Veillez sur vous-mêmes, et sur tout le troupeau

« Pour moi, je sais que des loups féroces s’introduiront chez vous quand je ne serai plus là, et le troupeau ne sera pas épargné. Même parmi vous, surgiront des hommes qui tiendront des discours mensongers pour entraîner les disciples à leur suite. Soyez donc vigilants. »

Actes des Apôtres 20,28-38.

 

Continuant son entretien avec les anciens, à Milet, Paul les met en garde maintenant contre les dangers de l’avenir. Il est suffisamment intelligent pour savoir que toute communauté doit faire face, avec le temps, à des difficultés qui tiennent à la nature même des êtres humains qui la composent. Seuls les groupes nés ce matin vivent dans l’illusion de la société parfaite. Les communautés croyantes n’échappent pas à cette réalité.

Paul devine que même parmi les anciens, certains seront capables de dévier de la voie droite. Il n’a pas besoin d’aller loin pour être réaliste. Jésus n’avait-il pas, lui-même, vécu ce drame de la trahison, du reniement, de l’abandon au moment crucial de son existence. Paul rappelle les « avertissements que, pendant trois années, [il] n’a cessé de donner à chacun de vous, nuit et jour, jusqu’à en pleurer ».

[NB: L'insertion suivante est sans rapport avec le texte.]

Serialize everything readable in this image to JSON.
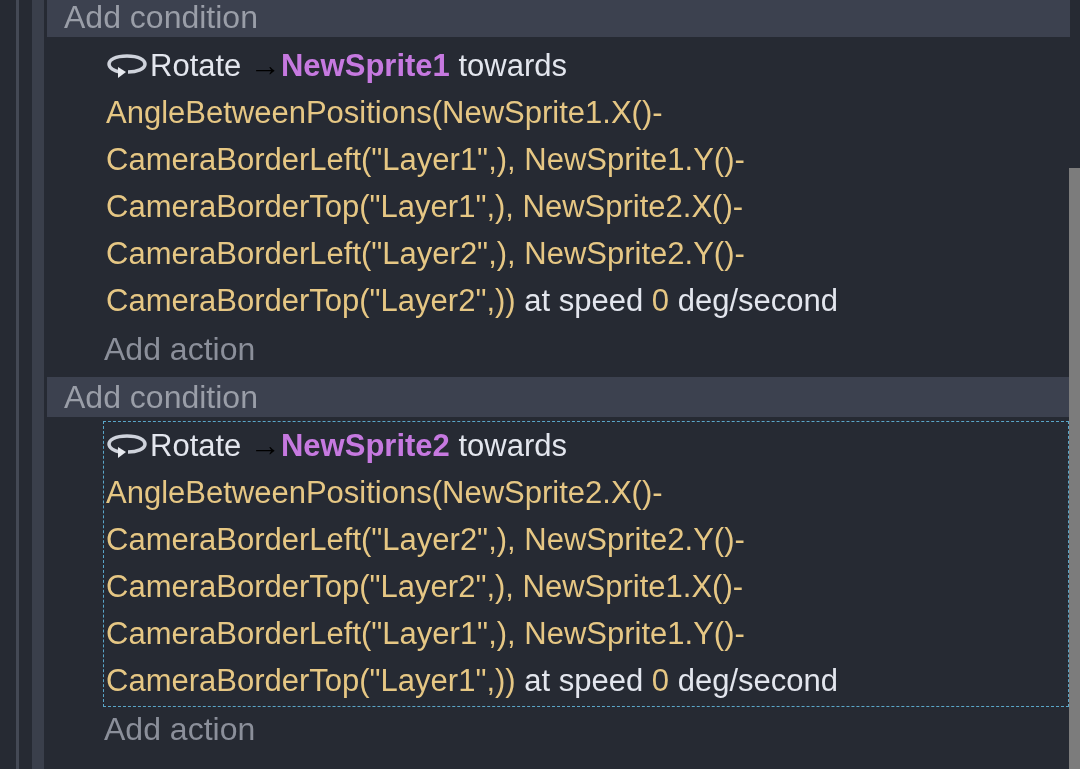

La mission est à ce prix. Elle n’a pas de fin, elle se vit dans les paradoxes de la vie et de ses défis. Elle se vit au milieu des défis à l’unité. Car le démon rôde. Il n’aime pas l’unité, qui est le signe de la présence de l’Esprit de Dieu. Son nom est diabolos : ce mot grec signifie « celui qui divise », à l’inverse du mot symbolos « ce qui rassemble, unifie ». Il n’a de cesse de chercher à semer la zizanie dans les communautés chrétiennes. Nous sommes en période qui conduit à la Pentecôte. Paul, qui se laissait toujours conduire par l’Esprit Saint, nous rappelle cela : nous sommes des constructeurs de communauté dans l’exacte mesure où nous nous laissons conduire, guider, par l’Esprit Saint.

Nous pourrions rêver d’une Eglise de purs (une église « cathare ») sans problèmes, sans divisions, sans échecs et sans scandales. Hélas, elle ressemble à chacune et chacun de nous, avec son lot de contradictions et de faux-pas. Elle est le reflet de ce que nous sommes, personnellement et collectivement. C’est pourquoi les confessions et les repentances sont autant communautaires qu’individuelles. Tout cela éprouve notre foi, notre patience, notre humilité, notre apprentissage de l’amour qui n’est pas seulement accueil des belles choses, mais des personnes et des groupes dans leurs bons et mauvais côtés.

Il y a, dans l’Eglise d’aujourd’hui comme d’hier, des pauvres pécheurs qui le savent, et il y a des loups féroces qui déchirent, on pourrait presque dire à plaisir. La haine que suscite, parmi d’autres, le pape François en est la preuve. La haine, le jugement, viennent de l’esprit du diable. Il n’y a d’autre réponse que celle du Christ « Père, pardonne-leur, ils ne savent pas ce qu’ils font » (Luc 23,34). Car « si vous aimez [seulement] ceux qui vous aiment, quelle récompense méritez-vous ? Les Publicains eux-mêmes n’en font-ils par autant ? » (Matthieu 5,46). Paul l’a vécu lui aussi : « Souvenez-vous que, durant trois ans, nuit et jour,  je n’ai cessé, dans les larmes , de reprendre chacun d’entre vous » (Actes 20,31).

Seigneur Jésus, au moment d’entrer dans ta passion, tu as prié pour l’unité de tes disciples : « qu’ils soient un, disais tu, comme toi et le Père vous êtes Un. Fais descendre ton Esprit d’unité sur l’Eglise rassemblée dans la prière. Ne permets pas que s’introduisent, entre nous, les loups féroces dont Paul parle aujourd’hui. Fais de nous des artisans de paix et d’unité, dans le même Esprit.